Constantino: Alta na aprovação de Bolsonaro explica o desespero de muita gente

Os comentaristas do programa 3 em 1, da Jovem Pan, analisaram os números na nova pesquisa do Datafolha, que revelaram aprovação recorde do governo Bolsonaro

  • Por Jovem Pan
  • 14/08/2020 18h05 - Atualizado em 14/08/2020 18h10
Alan Santos /PRJair Bolsonaro

A nova pesquisa do instituto Datafolha divulgada nesta sexta-feira (14) aponta que Jair Bolsonaro está com a melhor avaliação desde o começo do mandato. Atualmente, 37% dos brasileiros consideram o governo Bolsonaro ótimo ou bom. Na pesquisa anterior, feita em junho, esse índice era de 32%. A queda na rejeição do presidente foi mais acentuada ainda: caíram de 44% para 34% os brasileiros que o consideravam ruim ou péssimo neste período. Com a queda da rejeição e a alta na aprovação do governo, o comentarista Rodrigo Constantino, do 3 em 1, da Jovem Pan, afirmou que a situação “explica o desespero de muita gente por aí”.

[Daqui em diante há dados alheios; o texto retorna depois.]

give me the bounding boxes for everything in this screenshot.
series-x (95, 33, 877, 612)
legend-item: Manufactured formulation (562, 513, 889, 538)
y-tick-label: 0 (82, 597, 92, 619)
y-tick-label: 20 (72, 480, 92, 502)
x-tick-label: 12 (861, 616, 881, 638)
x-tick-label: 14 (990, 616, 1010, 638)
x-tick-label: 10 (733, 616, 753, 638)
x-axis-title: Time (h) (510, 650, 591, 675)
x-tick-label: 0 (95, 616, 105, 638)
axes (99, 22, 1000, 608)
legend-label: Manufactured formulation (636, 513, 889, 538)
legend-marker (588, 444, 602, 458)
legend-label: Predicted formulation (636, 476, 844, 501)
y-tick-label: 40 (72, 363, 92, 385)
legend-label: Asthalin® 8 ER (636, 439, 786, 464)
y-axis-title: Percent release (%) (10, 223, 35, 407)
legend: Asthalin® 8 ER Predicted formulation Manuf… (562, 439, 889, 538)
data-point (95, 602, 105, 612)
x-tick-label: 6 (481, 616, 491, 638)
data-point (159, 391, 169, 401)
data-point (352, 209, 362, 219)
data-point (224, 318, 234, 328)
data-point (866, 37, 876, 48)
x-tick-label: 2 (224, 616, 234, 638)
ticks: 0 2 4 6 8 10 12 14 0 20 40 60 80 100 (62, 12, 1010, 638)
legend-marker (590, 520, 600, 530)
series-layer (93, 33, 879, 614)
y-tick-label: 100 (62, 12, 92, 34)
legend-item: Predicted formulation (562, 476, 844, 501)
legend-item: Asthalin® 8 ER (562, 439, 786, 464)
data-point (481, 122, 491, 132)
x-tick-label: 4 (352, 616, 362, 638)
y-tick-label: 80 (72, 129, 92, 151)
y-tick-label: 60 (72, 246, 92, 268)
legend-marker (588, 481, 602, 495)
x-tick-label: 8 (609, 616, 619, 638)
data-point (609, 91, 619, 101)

Segundo ele, há o argumento de que “o povo nordestino é ignorante e faminto e vai votar em quem dá um trocado, mas há alternativa de enxergar outros fatos” como as obras do governo no Nordeste. “Muitos governos anteriores começavam obras no Nordeste por populismo, e não entregavam, esse governo entrega”, disse. Para Thaís Oyama, os novos números do Datafolha revelam que Bolsonaro “achou o mapa da mina” e os números positivos se dão “sobretudo, ao coronavoucher”. Na avaliação de Oyama, “tendo achado o mapa da mina, ele vai persistir nesse rumo até encontrar a mina, que é a reeleição”. “Ele ainda precisa fidelizar esse público até as eleições e, para isso, ele tem um conjunto de obras, BRs na Bahia, mas nada disso é do governo Bolsonaro. São obras paradas que eles retomaram e entregaram, e quem entrega, capitaliza”, disse.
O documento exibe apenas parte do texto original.